Die Wiederaufnahme des Verfahrens im Fall Bibi war seit Februar viermal verschoben worden. Eine für Ende Mai geplante Anhörung fand ebenfalls nicht statt. Sämtliche Versuche, das Gesetz zu ändern, scheiterten stets am Widerstand religiöser Hardliner. In der Praxis kann bereits der bloße Verdacht auf Gotteslästerung tödliche Folgen haben. Beschuldigten droht die Selbstjustiz einer aufgebrachten Menge oder ein Übergriff in der Untersuchungshaft.

Politiker wurden ermordet

Und nicht nur die Angeklagten sind gefährdet, sondern auch die, die für sie eintreten: So wurden 2011 der Katholik und Minister für Minderheitenfragen, Shabaz Bhatti, und der Gouverneur der Provinz Punjab, Salmaan Taseer, die sich gegen das Blasphemiegesetz und für die Freilassung von Asia Bibi eingesetzt hatten, ermordet.

Zwar garantiert die Verfassung Religionsfreiheit, aber der Islam ist Staatsreligion in Pakistan. Knapp 97 Prozent der 180 Millionen Pakistaner sind Muslime. Etwa 2,8 Millionen bekennen sich zum Christentum.

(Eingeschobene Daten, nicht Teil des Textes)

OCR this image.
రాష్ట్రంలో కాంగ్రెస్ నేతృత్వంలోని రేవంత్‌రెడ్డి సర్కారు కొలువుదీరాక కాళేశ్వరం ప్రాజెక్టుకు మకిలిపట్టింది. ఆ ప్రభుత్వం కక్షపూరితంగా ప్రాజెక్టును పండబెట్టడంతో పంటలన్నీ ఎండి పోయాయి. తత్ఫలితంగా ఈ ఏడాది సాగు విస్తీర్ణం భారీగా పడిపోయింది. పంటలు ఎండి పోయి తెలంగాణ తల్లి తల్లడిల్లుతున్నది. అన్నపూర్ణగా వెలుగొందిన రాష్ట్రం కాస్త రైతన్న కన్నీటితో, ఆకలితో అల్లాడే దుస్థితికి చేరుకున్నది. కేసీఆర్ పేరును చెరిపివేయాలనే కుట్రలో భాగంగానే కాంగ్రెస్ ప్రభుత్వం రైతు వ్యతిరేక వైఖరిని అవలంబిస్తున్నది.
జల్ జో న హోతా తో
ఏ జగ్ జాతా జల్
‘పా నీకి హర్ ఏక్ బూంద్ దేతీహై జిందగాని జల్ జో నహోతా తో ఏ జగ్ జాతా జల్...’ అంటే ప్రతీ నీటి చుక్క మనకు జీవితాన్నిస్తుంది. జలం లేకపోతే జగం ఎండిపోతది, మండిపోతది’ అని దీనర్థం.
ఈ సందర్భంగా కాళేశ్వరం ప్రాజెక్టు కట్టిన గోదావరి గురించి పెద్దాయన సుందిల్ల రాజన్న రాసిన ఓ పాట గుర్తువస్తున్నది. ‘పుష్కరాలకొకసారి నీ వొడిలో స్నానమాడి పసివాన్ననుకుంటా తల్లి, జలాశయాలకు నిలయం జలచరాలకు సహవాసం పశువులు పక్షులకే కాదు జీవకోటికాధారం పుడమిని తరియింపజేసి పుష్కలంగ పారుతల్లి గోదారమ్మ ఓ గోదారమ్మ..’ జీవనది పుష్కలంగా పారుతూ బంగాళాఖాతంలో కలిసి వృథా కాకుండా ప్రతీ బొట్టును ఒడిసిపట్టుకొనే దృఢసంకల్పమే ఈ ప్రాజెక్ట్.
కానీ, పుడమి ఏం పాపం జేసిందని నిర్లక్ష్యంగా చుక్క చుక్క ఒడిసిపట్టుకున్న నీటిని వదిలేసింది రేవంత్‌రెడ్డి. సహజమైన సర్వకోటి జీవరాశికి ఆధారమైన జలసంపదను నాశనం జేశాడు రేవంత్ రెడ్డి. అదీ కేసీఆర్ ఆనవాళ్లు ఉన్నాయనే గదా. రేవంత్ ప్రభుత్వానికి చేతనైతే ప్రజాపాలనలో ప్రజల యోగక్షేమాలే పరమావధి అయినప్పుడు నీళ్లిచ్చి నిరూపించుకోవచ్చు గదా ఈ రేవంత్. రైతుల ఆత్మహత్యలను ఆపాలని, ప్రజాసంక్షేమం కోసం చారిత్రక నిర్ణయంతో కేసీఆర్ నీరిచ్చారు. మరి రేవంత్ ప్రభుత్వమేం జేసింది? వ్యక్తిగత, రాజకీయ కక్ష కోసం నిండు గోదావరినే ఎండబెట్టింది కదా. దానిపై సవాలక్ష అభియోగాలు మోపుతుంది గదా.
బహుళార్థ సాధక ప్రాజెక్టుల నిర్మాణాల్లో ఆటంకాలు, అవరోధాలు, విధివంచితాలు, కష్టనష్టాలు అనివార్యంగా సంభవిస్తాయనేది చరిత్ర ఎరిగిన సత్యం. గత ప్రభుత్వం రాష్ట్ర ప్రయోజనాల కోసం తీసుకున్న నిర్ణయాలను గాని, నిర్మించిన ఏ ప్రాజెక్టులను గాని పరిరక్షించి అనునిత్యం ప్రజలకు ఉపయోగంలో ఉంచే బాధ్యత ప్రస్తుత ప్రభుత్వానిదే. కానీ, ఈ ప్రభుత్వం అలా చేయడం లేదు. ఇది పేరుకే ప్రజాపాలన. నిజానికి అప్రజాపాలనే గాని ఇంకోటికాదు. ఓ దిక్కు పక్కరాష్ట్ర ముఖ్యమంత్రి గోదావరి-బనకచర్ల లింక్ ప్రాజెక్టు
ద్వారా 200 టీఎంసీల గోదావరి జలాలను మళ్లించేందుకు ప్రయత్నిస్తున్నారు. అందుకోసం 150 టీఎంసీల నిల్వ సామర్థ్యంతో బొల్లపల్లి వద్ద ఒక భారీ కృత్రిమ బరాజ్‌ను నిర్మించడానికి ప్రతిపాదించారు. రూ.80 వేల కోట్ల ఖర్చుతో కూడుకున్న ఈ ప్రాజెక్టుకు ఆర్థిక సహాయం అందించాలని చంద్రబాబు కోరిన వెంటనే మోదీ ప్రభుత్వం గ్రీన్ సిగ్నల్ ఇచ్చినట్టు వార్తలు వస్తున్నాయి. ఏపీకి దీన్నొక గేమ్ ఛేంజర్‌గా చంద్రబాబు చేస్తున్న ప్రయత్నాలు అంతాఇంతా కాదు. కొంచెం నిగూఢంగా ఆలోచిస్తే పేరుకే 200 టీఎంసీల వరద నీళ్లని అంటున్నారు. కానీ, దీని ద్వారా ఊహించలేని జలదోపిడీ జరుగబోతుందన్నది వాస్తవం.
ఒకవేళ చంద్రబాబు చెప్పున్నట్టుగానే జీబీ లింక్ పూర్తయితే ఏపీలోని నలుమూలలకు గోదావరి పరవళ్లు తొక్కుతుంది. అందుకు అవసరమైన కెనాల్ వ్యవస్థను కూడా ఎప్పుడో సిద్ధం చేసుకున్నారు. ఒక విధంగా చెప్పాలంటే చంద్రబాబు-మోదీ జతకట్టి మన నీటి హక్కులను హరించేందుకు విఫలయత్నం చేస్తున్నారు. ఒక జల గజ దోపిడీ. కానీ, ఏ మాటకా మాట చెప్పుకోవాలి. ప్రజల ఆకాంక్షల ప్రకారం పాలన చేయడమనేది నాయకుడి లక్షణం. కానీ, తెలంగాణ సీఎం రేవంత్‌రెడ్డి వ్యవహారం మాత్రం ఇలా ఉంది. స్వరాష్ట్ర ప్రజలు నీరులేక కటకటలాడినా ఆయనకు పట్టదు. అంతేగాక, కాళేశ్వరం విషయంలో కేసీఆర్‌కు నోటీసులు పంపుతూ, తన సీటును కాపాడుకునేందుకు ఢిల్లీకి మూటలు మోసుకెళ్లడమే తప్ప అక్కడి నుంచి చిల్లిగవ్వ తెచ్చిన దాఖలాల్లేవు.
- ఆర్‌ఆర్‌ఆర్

Kauder fordert Freilassung von Asia Bibi

Der Vorsitzende der CDU/CSU-Bundestagsfraktion, Volker Kauder, hat eine Aufhebung des wegen vermeintlicher Gotteslästerung verhängten Todesurteils gegen die Christin gefordert. "Die pakistanische Regierung muss alles tun, diese schreiende Ungerechtigkeit zu beenden und den Einfluss von Extremisten auf die Rechtspraxis zurückzudrängen", sagte Kauder in Berlin. Er kritisierte weiter, dass in Pakistan zunehmend die Blasphemiegesetze missbraucht würden, um religiöse Minderheiten zu
benachteiligen. Im Zweifel müsse die Regierung diese Gesetze ändern.